Back to work. The Los Angeles Lakers returned to practice with the Mamba Mentality on Wednesday, January 29, as they continue to grieve Kobe Bryant‘s tragic death.

“We want to represent what Kobe was about, more than anything,” Lakers coach Frank Vogel told the Associated Press on Wednesday. “We’ve always wanted to make him proud, and that’s not going to be any different now.”

Bryant died along with his 13-year-old daughter Gianna and seven others in a helicopter crash in Calabasas, California, on Sunday, January 26. He was 41. The late Los Angeles Lakers player retired in 2016 after leading the team to five NBA champions during his 20-year career.

Vogel, 46, added, “We’ve become a family in a very short time. It’s something that we talk about in the NBA with your teams, but this group, in particular, has really grown to love each other very rapidly, and we understand the importance and the opportunity we have this year.
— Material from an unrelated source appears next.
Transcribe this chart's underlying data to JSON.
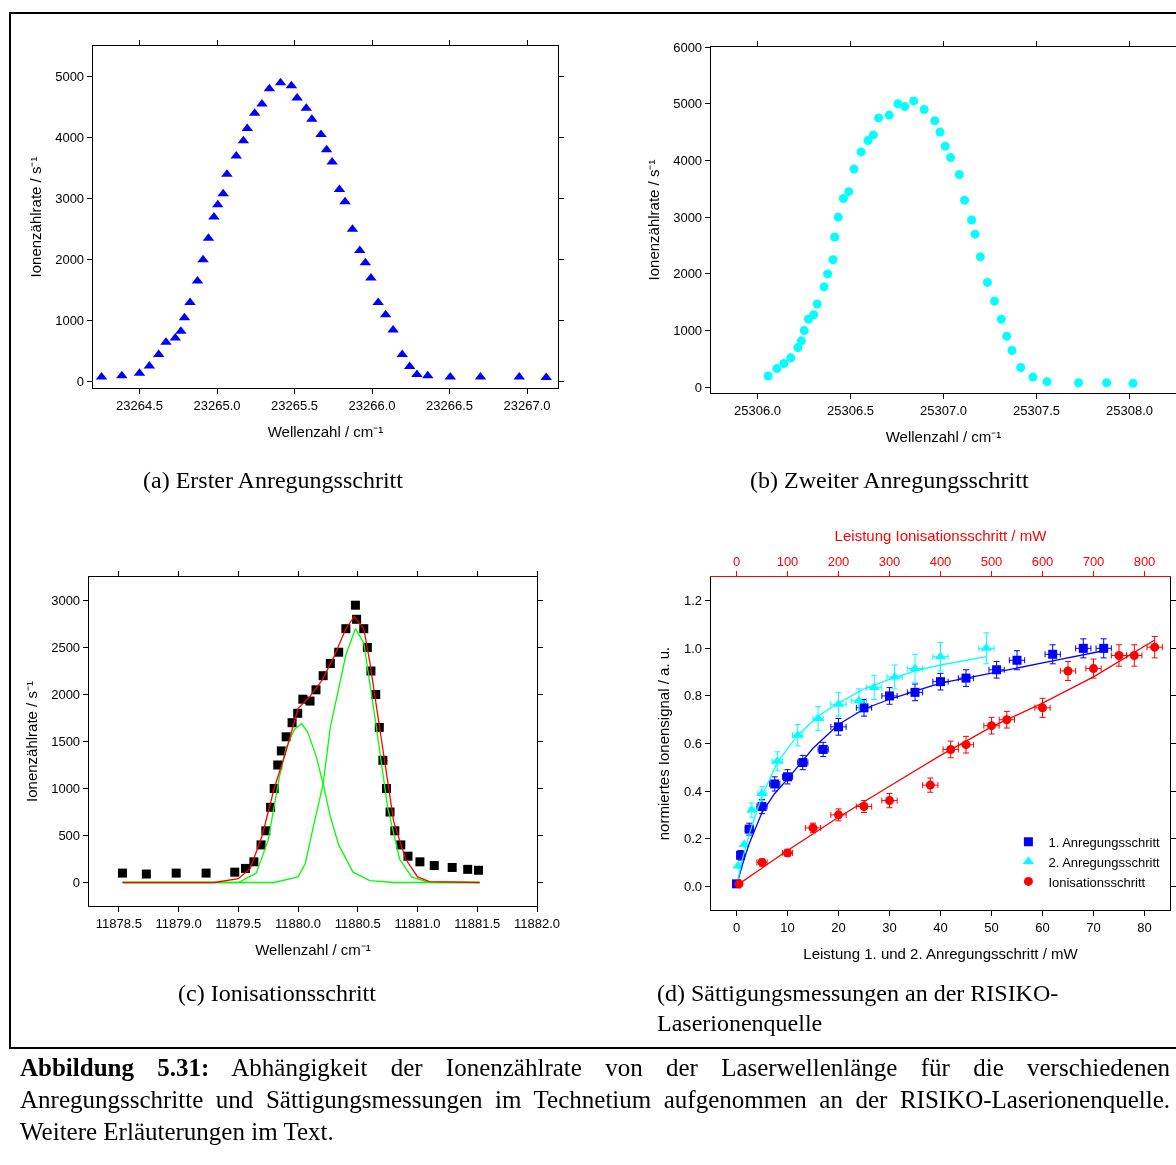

This has just brought us closer together.”

The team is preparing for their next game against the Portland Trail Blazers on Friday, January 31, at Staples Center — their first game since Bryant’s death. The NBA postponed the Lakers’ game against the Los Angeles Clippers on Tuesday, January 28.

“The decision was made out of respect for the Lakers organization, which is deeply grieving the tragic loss of Lakers legend Kobe Bryant, his daughter Gianna and seven other people in a helicopter crash on Sunday,” the organization explained in a press release on Monday, January 27.
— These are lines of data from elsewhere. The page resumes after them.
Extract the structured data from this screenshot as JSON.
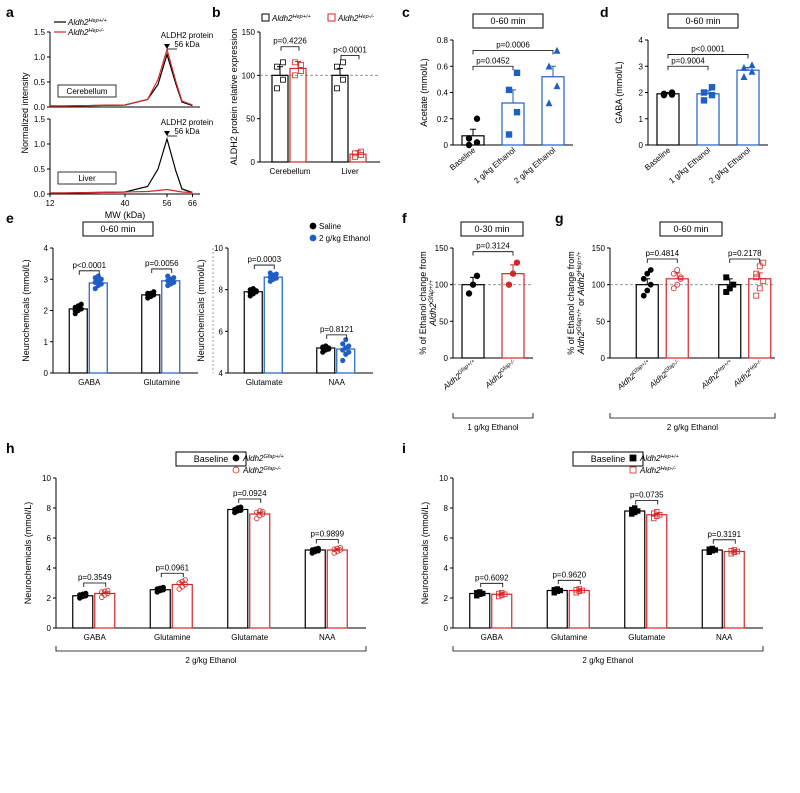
{
  "panel_a": {
    "label": "a",
    "y_label": "Normalized intensity",
    "x_label": "MW (kDa)",
    "x_ticks": [
      12,
      40,
      56,
      66
    ],
    "x_tick_positions": [
      0,
      0.5,
      0.78,
      0.95
    ],
    "y_ticks": [
      0,
      0.5,
      1.0,
      1.5
    ],
    "legend": [
      "Aldh2^Hep+/+",
      "Aldh2^Hep-/-"
    ],
    "legend_colors": [
      "#000000",
      "#d62728"
    ],
    "peak_label": "ALDH2 protein 56 kDa",
    "regions": [
      "Cerebellum",
      "Liver"
    ],
    "cerebellum_black": [
      [
        0,
        0.02
      ],
      [
        0.1,
        0.02
      ],
      [
        0.3,
        0.03
      ],
      [
        0.5,
        0.04
      ],
      [
        0.65,
        0.15
      ],
      [
        0.72,
        0.45
      ],
      [
        0.78,
        1.05
      ],
      [
        0.84,
        0.45
      ],
      [
        0.88,
        0.1
      ],
      [
        0.95,
        0.03
      ]
    ],
    "cerebellum_red": [
      [
        0,
        0.02
      ],
      [
        0.1,
        0.02
      ],
      [
        0.3,
        0.03
      ],
      [
        0.5,
        0.04
      ],
      [
        0.65,
        0.15
      ],
      [
        0.72,
        0.55
      ],
      [
        0.78,
        1.15
      ],
      [
        0.84,
        0.5
      ],
      [
        0.88,
        0.12
      ],
      [
        0.95,
        0.04
      ]
    ],
    "liver_black": [
      [
        0,
        0.02
      ],
      [
        0.1,
        0.02
      ],
      [
        0.3,
        0.03
      ],
      [
        0.5,
        0.04
      ],
      [
        0.65,
        0.15
      ],
      [
        0.72,
        0.5
      ],
      [
        0.78,
        1.1
      ],
      [
        0.84,
        0.45
      ],
      [
        0.88,
        0.1
      ],
      [
        0.95,
        0.03
      ]
    ],
    "liver_red": [
      [
        0,
        0.02
      ],
      [
        0.1,
        0.02
      ],
      [
        0.3,
        0.03
      ],
      [
        0.5,
        0.04
      ],
      [
        0.65,
        0.05
      ],
      [
        0.72,
        0.07
      ],
      [
        0.78,
        0.09
      ],
      [
        0.84,
        0.06
      ],
      [
        0.88,
        0.04
      ],
      [
        0.95,
        0.03
      ]
    ]
  },
  "panel_b": {
    "label": "b",
    "title_box": null,
    "y_label": "ALDH2 protein relative expression",
    "legend": [
      "Aldh2^Hep+/+",
      "Aldh2^Hep-/-"
    ],
    "legend_colors": [
      "#000000",
      "#d62728"
    ],
    "categories": [
      "Cerebellum",
      "Liver"
    ],
    "values": [
      [
        100,
        108
      ],
      [
        100,
        9
      ]
    ],
    "errors": [
      [
        10,
        8
      ],
      [
        8,
        4
      ]
    ],
    "points": [
      [
        [
          85,
          95,
          110,
          115
        ],
        [
          100,
          105,
          115,
          112
        ]
      ],
      [
        [
          85,
          95,
          110,
          115
        ],
        [
          6,
          8,
          10,
          12
        ]
      ]
    ],
    "pvals": [
      "p=0.4226",
      "p<0.0001"
    ],
    "ylim": [
      0,
      150
    ],
    "yticks": [
      0,
      50,
      100,
      150
    ],
    "dashed_ref": 100
  },
  "panel_c": {
    "label": "c",
    "title_box": "0-60 min",
    "y_label": "Acetate (mmol/L)",
    "categories": [
      "Baseline",
      "1 g/kg Ethanol",
      "2 g/kg Ethanol"
    ],
    "values": [
      0.07,
      0.32,
      0.52
    ],
    "errors": [
      0.05,
      0.1,
      0.08
    ],
    "colors": [
      "#000000",
      "#1f5fc4",
      "#1f5fc4"
    ],
    "points": [
      [
        0.0,
        0.02,
        0.05,
        0.2
      ],
      [
        0.08,
        0.25,
        0.42,
        0.55
      ],
      [
        0.32,
        0.45,
        0.6,
        0.72
      ]
    ],
    "markers": [
      "circle",
      "square",
      "triangle"
    ],
    "ylim": [
      0,
      0.8
    ],
    "yticks": [
      0,
      0.2,
      0.4,
      0.6,
      0.8
    ],
    "pvals": [
      {
        "from": 0,
        "to": 1,
        "label": "p=0.0452",
        "h": 0.6
      },
      {
        "from": 0,
        "to": 2,
        "label": "p=0.0006",
        "h": 0.72
      }
    ]
  },
  "panel_d": {
    "label": "d",
    "title_box": "0-60 min",
    "y_label": "GABA (mmol/L)",
    "categories": [
      "Baseline",
      "1 g/kg Ethanol",
      "2 g/kg Ethanol"
    ],
    "values": [
      1.95,
      1.95,
      2.85
    ],
    "errors": [
      0.05,
      0.12,
      0.1
    ],
    "colors": [
      "#000000",
      "#1f5fc4",
      "#1f5fc4"
    ],
    "points": [
      [
        1.9,
        1.92,
        1.95,
        2.0
      ],
      [
        1.7,
        1.9,
        2.0,
        2.2
      ],
      [
        2.6,
        2.8,
        2.95,
        3.05
      ]
    ],
    "markers": [
      "circle",
      "square",
      "triangle"
    ],
    "ylim": [
      0,
      4
    ],
    "yticks": [
      0,
      1,
      2,
      3,
      4
    ],
    "pvals": [
      {
        "from": 0,
        "to": 1,
        "label": "p=0.9004",
        "h": 3.0
      },
      {
        "from": 0,
        "to": 2,
        "label": "p<0.0001",
        "h": 3.45
      }
    ]
  },
  "panel_e": {
    "label": "e",
    "title_box": "0-60 min",
    "legend": [
      "Saline",
      "2 g/kg Ethanol"
    ],
    "legend_colors": [
      "#000000",
      "#1f5fc4"
    ],
    "y_label_left": "Neurochemicals (mmol/L)",
    "y_label_right": "Neurochemicals (mmol/L)",
    "left_categories": [
      "GABA",
      "Glutamine"
    ],
    "left_values": [
      [
        2.05,
        2.88
      ],
      [
        2.5,
        2.95
      ]
    ],
    "left_errors": [
      [
        0.07,
        0.07
      ],
      [
        0.06,
        0.06
      ]
    ],
    "left_points": [
      [
        [
          1.9,
          2.0,
          2.05,
          2.1,
          2.15,
          2.2,
          2.0,
          2.1
        ],
        [
          2.7,
          2.8,
          2.85,
          2.9,
          2.95,
          3.0,
          3.05,
          3.1
        ]
      ],
      [
        [
          2.4,
          2.45,
          2.5,
          2.55,
          2.55,
          2.6,
          2.5,
          2.45
        ],
        [
          2.8,
          2.85,
          2.9,
          2.95,
          3.0,
          3.05,
          3.1,
          2.9
        ]
      ]
    ],
    "left_pvals": [
      "p<0.0001",
      "p=0.0056"
    ],
    "left_ylim": [
      0,
      4
    ],
    "left_yticks": [
      0,
      1,
      2,
      3,
      4
    ],
    "right_categories": [
      "Glutamate",
      "NAA"
    ],
    "right_values": [
      [
        7.9,
        8.6
      ],
      [
        5.2,
        5.15
      ]
    ],
    "right_errors": [
      [
        0.1,
        0.1
      ],
      [
        0.1,
        0.15
      ]
    ],
    "right_points": [
      [
        [
          7.7,
          7.8,
          7.9,
          8.0,
          8.05,
          7.95,
          7.85,
          8.0
        ],
        [
          8.4,
          8.5,
          8.55,
          8.6,
          8.7,
          8.75,
          8.8,
          8.6
        ]
      ],
      [
        [
          5.0,
          5.1,
          5.2,
          5.25,
          5.3,
          5.15,
          5.2,
          5.25
        ],
        [
          4.6,
          4.9,
          5.0,
          5.1,
          5.2,
          5.3,
          5.4,
          5.6
        ]
      ]
    ],
    "right_pvals": [
      "p=0.0003",
      "p=0.8121"
    ],
    "right_ylim": [
      4,
      10
    ],
    "right_yticks": [
      4,
      6,
      8,
      10
    ]
  },
  "panel_f": {
    "label": "f",
    "title_box": "0-30 min",
    "y_label": "% of Ethanol change from Aldh2^Gfap+/+",
    "categories": [
      "Aldh2^Gfap+/+",
      "Aldh2^Gfap-/-"
    ],
    "colors": [
      "#000000",
      "#d62728"
    ],
    "values": [
      100,
      115
    ],
    "errors": [
      10,
      12
    ],
    "points": [
      [
        88,
        100,
        112
      ],
      [
        100,
        115,
        130
      ]
    ],
    "footer": "1 g/kg Ethanol",
    "pvals": [
      {
        "from": 0,
        "to": 1,
        "label": "p=0.3124",
        "h": 145
      }
    ],
    "ylim": [
      0,
      150
    ],
    "yticks": [
      0,
      50,
      100,
      150
    ],
    "dashed_ref": 100
  },
  "panel_g": {
    "label": "g",
    "title_box": "0-60 min",
    "y_label": "% of Ethanol change from Aldh2^Gfap+/+ or Aldh2^Hep+/+",
    "groups": [
      {
        "categories": [
          "Aldh2^Gfap+/+",
          "Aldh2^Gfap-/-"
        ],
        "colors": [
          "#000000",
          "#d62728"
        ],
        "markers": [
          "circle",
          "circle"
        ],
        "values": [
          100,
          108
        ],
        "errors": [
          8,
          8
        ],
        "points": [
          [
            85,
            92,
            100,
            108,
            115,
            120
          ],
          [
            95,
            100,
            108,
            115,
            120,
            110
          ]
        ],
        "pval": "p=0.4814"
      },
      {
        "categories": [
          "Aldh2^Hep+/+",
          "Aldh2^Hep-/-"
        ],
        "colors": [
          "#000000",
          "#d62728"
        ],
        "markers": [
          "square",
          "square"
        ],
        "values": [
          100,
          108
        ],
        "errors": [
          8,
          8
        ],
        "points": [
          [
            90,
            95,
            100,
            110
          ],
          [
            85,
            95,
            105,
            115,
            125,
            130,
            110
          ]
        ],
        "pval": "p=0.2178"
      }
    ],
    "footer": "2 g/kg Ethanol",
    "ylim": [
      0,
      150
    ],
    "yticks": [
      0,
      50,
      100,
      150
    ],
    "dashed_ref": 100
  },
  "panel_h": {
    "label": "h",
    "title_box": "Baseline",
    "legend": [
      "Aldh2^Gfap+/+",
      "Aldh2^Gfap-/-"
    ],
    "legend_colors": [
      "#000000",
      "#d62728"
    ],
    "y_label": "Neurochemicals (mmol/L)",
    "categories": [
      "GABA",
      "Glutamine",
      "Glutamate",
      "NAA"
    ],
    "values": [
      [
        2.15,
        2.3
      ],
      [
        2.55,
        2.9
      ],
      [
        7.9,
        7.6
      ],
      [
        5.2,
        5.2
      ]
    ],
    "errors": [
      [
        0.08,
        0.1
      ],
      [
        0.08,
        0.15
      ],
      [
        0.1,
        0.1
      ],
      [
        0.08,
        0.1
      ]
    ],
    "points": [
      [
        [
          2.0,
          2.1,
          2.15,
          2.2,
          2.25,
          2.3
        ],
        [
          2.05,
          2.2,
          2.3,
          2.4,
          2.45,
          2.5
        ]
      ],
      [
        [
          2.4,
          2.5,
          2.55,
          2.6,
          2.65,
          2.7
        ],
        [
          2.6,
          2.75,
          2.9,
          3.0,
          3.1,
          3.2
        ]
      ],
      [
        [
          7.7,
          7.8,
          7.85,
          7.9,
          8.0,
          8.05
        ],
        [
          7.3,
          7.5,
          7.6,
          7.7,
          7.8,
          7.75
        ]
      ],
      [
        [
          5.0,
          5.1,
          5.15,
          5.2,
          5.25,
          5.3
        ],
        [
          5.0,
          5.1,
          5.2,
          5.25,
          5.3,
          5.35
        ]
      ]
    ],
    "pvals": [
      "p=0.3549",
      "p=0.0961",
      "p=0.0924",
      "p=0.9899"
    ],
    "footer": "2 g/kg Ethanol",
    "ylim": [
      0,
      10
    ],
    "yticks": [
      0,
      2,
      4,
      6,
      8,
      10
    ]
  },
  "panel_i": {
    "label": "i",
    "title_box": "Baseline",
    "legend": [
      "Aldh2^Hep+/+",
      "Aldh2^Hep-/-"
    ],
    "legend_colors": [
      "#000000",
      "#d62728"
    ],
    "y_label": "Neurochemicals (mmol/L)",
    "categories": [
      "GABA",
      "Glutamine",
      "Glutamate",
      "NAA"
    ],
    "values": [
      [
        2.3,
        2.25
      ],
      [
        2.5,
        2.5
      ],
      [
        7.8,
        7.55
      ],
      [
        5.2,
        5.1
      ]
    ],
    "errors": [
      [
        0.08,
        0.08
      ],
      [
        0.08,
        0.08
      ],
      [
        0.1,
        0.1
      ],
      [
        0.08,
        0.08
      ]
    ],
    "points": [
      [
        [
          2.15,
          2.25,
          2.3,
          2.35,
          2.4
        ],
        [
          2.1,
          2.2,
          2.25,
          2.3,
          2.35
        ]
      ],
      [
        [
          2.35,
          2.45,
          2.5,
          2.55,
          2.6
        ],
        [
          2.35,
          2.45,
          2.5,
          2.55,
          2.6
        ]
      ],
      [
        [
          7.6,
          7.7,
          7.8,
          7.9,
          8.0
        ],
        [
          7.3,
          7.45,
          7.55,
          7.65,
          7.75
        ]
      ],
      [
        [
          5.05,
          5.15,
          5.2,
          5.25,
          5.3
        ],
        [
          4.95,
          5.05,
          5.1,
          5.15,
          5.2
        ]
      ]
    ],
    "pvals": [
      "p=0.6092",
      "p=0.9620",
      "p=0.0735",
      "p=0.3191"
    ],
    "footer": "2 g/kg Ethanol",
    "ylim": [
      0,
      10
    ],
    "yticks": [
      0,
      2,
      4,
      6,
      8,
      10
    ]
  }
}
Kobe Bryant, left, gestures to teammates as Boston Celtics guard Terrence Williams defends during the second half of their game in 2013. Mark J Terrill/AP/Shutterstock

Bryant’s death has weighed heavily on members of the Lakers including LeBron James, who eulogized Bryant in an emotional Instagram post on Monday.

“I’m Not Ready but here I go. Man I [sic] sitting here trying to write something for this post but every time I try I begin crying again just thinking about you, niece Gigi and the friendship/bond/brotherhood we had!” James, 35, penned. “I literally just heard your voice Sunday morning before I left Philly to head back to LA. Didn’t think for one bit in a million years that would be the last conversation we’d have. WTF!! I’m heartbroken and devastated my brother!! 😢😢😢😢💔.”

NBA Commissioner Adam Silver also remembered Bryant in a statement following his death. “For 20 seasons, Kobe showed us what is possible when remarkable talent blends with an absolute devotion to winning,” he wrote. “He was one of the most extraordinary players in the history of our game with accomplishments that are legendary … But he will be remembered most for inspiring people around the world to pick up a basketball and compete to the very best of their ability. He was generous with the wisdom he acquired and saw it as his mission to share it with future generations of players, taking special delight in passing down his love of the game to Gianna.”

The NBA’s chairman Jerry Colangelo announced on Monday that Bryant’s legacy will be officially honored by the NBA when he is inducted into the Naismith Basketball of Fame’s Class of 2020. 

Bryant was married to Vanessa Laine Bryant, who broke her silence on the death of her husband and daughter on Wednesday.

“We are completely devastated by the sudden loss of my adoring husband, Kobe — the amazing father of our children; and my beautiful, sweet Gianna — a loving, thoughtful, and wonderful daughter, and amazing sister to Natalia, Bianka, and Capri,” Vanessa, 37, wrote.

Kobe and Vanessa, who married in April 2001, shared daughters Natalia, 17, Gianna, Bianka, 3, and Capri, 7 months.